C’est sous le titre Le diesel n’a plus à rougir que l’association de consommateurs Test Achats vient de publier un article dans sa revue éponyme. Alors que le diesel-bashing n’a pas faibli d’un iota depuis la tricherie des constructeurs, et alors que Bruxelles planifie le bannissement pur et simple du carburant mal aimé sur son territoire en 2030, il faut oser ! Saluons cette audace qui offre l’occasion de mettre en perspective divers éléments du débat et de dénoncer un nouveau scandale plus pernicieux que le dieselgate. Mais aussi de faire des suggestions aux consommateurs à deux mois du Salon de l’auto.

Test-Achats a publié, dans le dernier numéro de son magazine, un article et un Edito consacré aux résultats de tests « écologiques » (émissions de polluants) réalisés sur des véhicules diesel récents. Ils sont souvent positifs et certains sont même qualifiés de « remarquables ». L’information a été répercutée dans le quotidien Le Soir du 28/10/2019 et, reprise, dans l’édition du lendemain du même quotidien.

Les mots pour le dire

Je me suis posé de nombreuses questions sur les motivations de TA à publier un article sur les performances du diesel exclusivement et non sur celles de l’ensemble des 20 véhicules testés actuellement par Green NCPA, l’organisme indépendant qui a procédé aux tests.
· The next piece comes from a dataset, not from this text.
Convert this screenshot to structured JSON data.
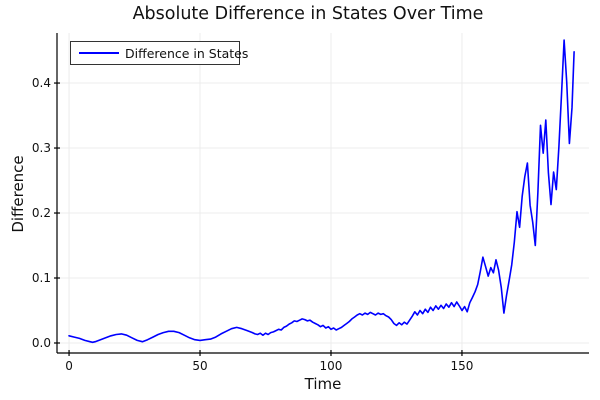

Et ce, d’autant plus que le rédacteur en chef, Frank Demets, dans son édito affirme que “les nouveaux diesel ne sont pas plus polluants que les véhicules à essence récents, ni même que leurs équivalents électriques“.
Mais j’ai laissé ces question de côté car ce qui a retenu plus particulièrement mon attention, c’est la manière dont les faits sont racontés et ce, dans le contexte particulier dans lequel cet article est publié.

De ce contexte, je retiendrai trois items :

  • Quatre ans de diesel-bashing assez intense suite au dieselgate qui s’est concrétisé par une chute importante du parc de véhicules diesel (78,9% en 2008, 31,1% en 2019) au profit des véhicules essence.
  • La décision toute récente des autorités bruxelloises, de bannir de la ville, dans la continuité de la mise en place d’une zone de basse émission, tous les véhicules diesel en 2030 (Paris prévoit la même mesure dès 2025) et à moteur à combustion interne en 2035.
  • L’ouverture du Salon de l’automobile bruxellois dans 2 gros mois.
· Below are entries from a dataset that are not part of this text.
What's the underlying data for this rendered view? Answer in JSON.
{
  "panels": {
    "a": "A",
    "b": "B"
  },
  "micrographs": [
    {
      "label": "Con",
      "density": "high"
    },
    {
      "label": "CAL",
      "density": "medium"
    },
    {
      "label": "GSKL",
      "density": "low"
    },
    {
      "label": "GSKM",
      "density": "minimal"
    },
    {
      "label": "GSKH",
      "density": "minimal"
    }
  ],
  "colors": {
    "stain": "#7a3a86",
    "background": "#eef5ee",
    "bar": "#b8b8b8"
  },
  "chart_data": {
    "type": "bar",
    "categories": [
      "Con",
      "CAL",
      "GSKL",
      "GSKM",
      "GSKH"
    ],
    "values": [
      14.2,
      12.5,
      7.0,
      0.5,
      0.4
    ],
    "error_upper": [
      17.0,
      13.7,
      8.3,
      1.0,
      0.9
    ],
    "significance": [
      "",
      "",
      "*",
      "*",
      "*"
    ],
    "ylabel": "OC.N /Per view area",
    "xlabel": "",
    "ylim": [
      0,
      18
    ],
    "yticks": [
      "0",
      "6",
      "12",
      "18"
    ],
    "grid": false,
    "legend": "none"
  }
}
Sur le traitement du sujet, je mettrai en évidence 4 particularités et ce, à partir d’extraits choisis dans les trois articles retenus (TA et Le Soir). (Tout ce qui est entre guillemets constitue des reprises texto)
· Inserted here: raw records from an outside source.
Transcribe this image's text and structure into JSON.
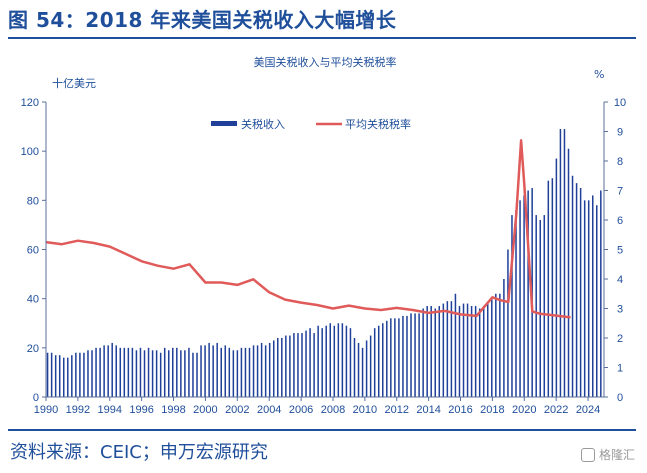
{
  "header": {
    "title": "图 54：2018 年来美国关税收入大幅增长"
  },
  "footer": {
    "source": "资料来源：CEIC；申万宏源研究",
    "watermark": "格隆汇"
  },
  "colors": {
    "bar": "#1f3f99",
    "line": "#e05a5a",
    "text": "#1f4e9a",
    "axis": "#5a6f9a"
  },
  "chart_data": {
    "type": "bar+line",
    "title": "美国关税收入与平均关税税率",
    "left_unit": "十亿美元",
    "right_unit": "%",
    "yleft_lim": [
      0,
      120
    ],
    "yleft_ticks": [
      "0",
      "20",
      "40",
      "60",
      "80",
      "100",
      "120"
    ],
    "yright_lim": [
      0,
      10
    ],
    "yright_ticks": [
      "0",
      "1",
      "2",
      "3",
      "4",
      "5",
      "6",
      "7",
      "8",
      "9",
      "10"
    ],
    "x_lim": [
      1990,
      2025
    ],
    "x_ticks": [
      "1990",
      "1992",
      "1994",
      "1996",
      "1998",
      "2000",
      "2002",
      "2004",
      "2006",
      "2008",
      "2010",
      "2012",
      "2014",
      "2016",
      "2018",
      "2020",
      "2022",
      "2024"
    ],
    "legend": {
      "position": "top-center",
      "bar_label": "关税收入",
      "line_label": "平均关税税率"
    },
    "bars": {
      "name": "关税收入",
      "values": [
        18,
        18,
        17,
        17,
        16,
        16,
        17,
        18,
        18,
        18,
        19,
        19,
        20,
        20,
        21,
        21,
        22,
        21,
        20,
        20,
        20,
        20,
        19,
        20,
        19,
        20,
        19,
        19,
        18,
        20,
        19,
        20,
        20,
        19,
        19,
        20,
        18,
        18,
        21,
        21,
        22,
        21,
        22,
        20,
        21,
        20,
        19,
        19,
        20,
        20,
        20,
        21,
        21,
        22,
        21,
        22,
        23,
        24,
        24,
        25,
        25,
        26,
        26,
        26,
        27,
        28,
        26,
        29,
        28,
        29,
        30,
        29,
        30,
        30,
        29,
        28,
        24,
        22,
        20,
        23,
        25,
        28,
        29,
        30,
        31,
        32,
        32,
        32,
        33,
        33,
        34,
        34,
        34,
        36,
        37,
        37,
        36,
        37,
        38,
        39,
        39,
        42,
        37,
        38,
        38,
        37,
        37,
        36,
        37,
        38,
        40,
        42,
        42,
        48,
        60,
        74,
        76,
        80,
        82,
        84,
        85,
        74,
        72,
        74,
        88,
        89,
        97,
        109,
        109,
        101,
        90,
        87,
        85,
        80,
        80,
        82,
        78,
        84
      ]
    },
    "line": {
      "name": "平均关税税率",
      "x": [
        1990,
        1991,
        1992,
        1993,
        1994,
        1995,
        1996,
        1997,
        1998,
        1999,
        2000,
        2001,
        2002,
        2003,
        2004,
        2005,
        2006,
        2007,
        2008,
        2009,
        2010,
        2011,
        2012,
        2013,
        2014,
        2015,
        2016,
        2017,
        2018,
        2018.5,
        2019,
        2019.5,
        2019.8,
        2020,
        2020.5,
        2021,
        2022,
        2022.9
      ],
      "y": [
        5.25,
        5.18,
        5.3,
        5.22,
        5.1,
        4.85,
        4.6,
        4.45,
        4.35,
        4.5,
        3.88,
        3.88,
        3.8,
        3.99,
        3.55,
        3.3,
        3.2,
        3.12,
        3.0,
        3.1,
        3.0,
        2.95,
        3.02,
        2.95,
        2.85,
        2.92,
        2.8,
        2.75,
        3.38,
        3.28,
        3.22,
        6.2,
        8.7,
        7.2,
        2.9,
        2.82,
        2.76,
        2.7
      ]
    }
  }
}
  • La qualification du diesel AVANT le résultat des tests Green NCAP : « Le diesel se retrouve voué aux Gémonies», « Le diesel (…) cette bête noire brandie tel un épouvantail », « La chute infernale des ventes de voitures diesel », « le diesel a touché le fond », « le carburant à scandale », « le diesel était mort, il ne restait plus qu’à organiser ses funérailles ».
  • La qualification du diesel APRES le résultat des tests Green NCAP : « Le diesel n’a plus à rougir» ; « Le diesel n’est pas mort » ; « le diesel, tel un Phoenix, renait de ces cendres » ; « Une (…) diesel brille et se paie le luxe d’avoir une cote de 10/10 » ; « le diesel est désormais « dans les clous » ».
  • La qualité des tests réalisés par Green Cap selon TA : « Green NCAP, la Rolls des tests hyper complets et impitoyables».
  • L’appréciation par les auteurs des résultats mis en exergue : « Les résultats sont convaincants », « l’amélioration est flagrante » ou « frappante» ; . TA, (…) est « « bluffée » ou « épatée » par les progrès réalisés.

Les auteurs – ce sont encore leurs mots – ont décrit l’« itinéraire d’un drame automobile qui aurait pu être évité » au terme duquel se pose la question : « N’a-t-on pas un peu trop vite enterré le diesel ? »

Test Achats s’inquiète alors, avec nuances et sérieux, des « Incertitudes et paradoxes [que suscitent ces résultats] », lesquels « risquent de troubler un peu plus le consommateur, surtout s’il s’apprête à changer de véhicule ». Le Soir, lui, titre simplement : « Diesel ou essence, le casse-tête lors de l’achat d’une voiture » et précise : « Le salon de l’auto arrive. Nombreux y seront les automobilistes à se gratter l’occiput sur « la » question fondamentale : essence ou diesel ?»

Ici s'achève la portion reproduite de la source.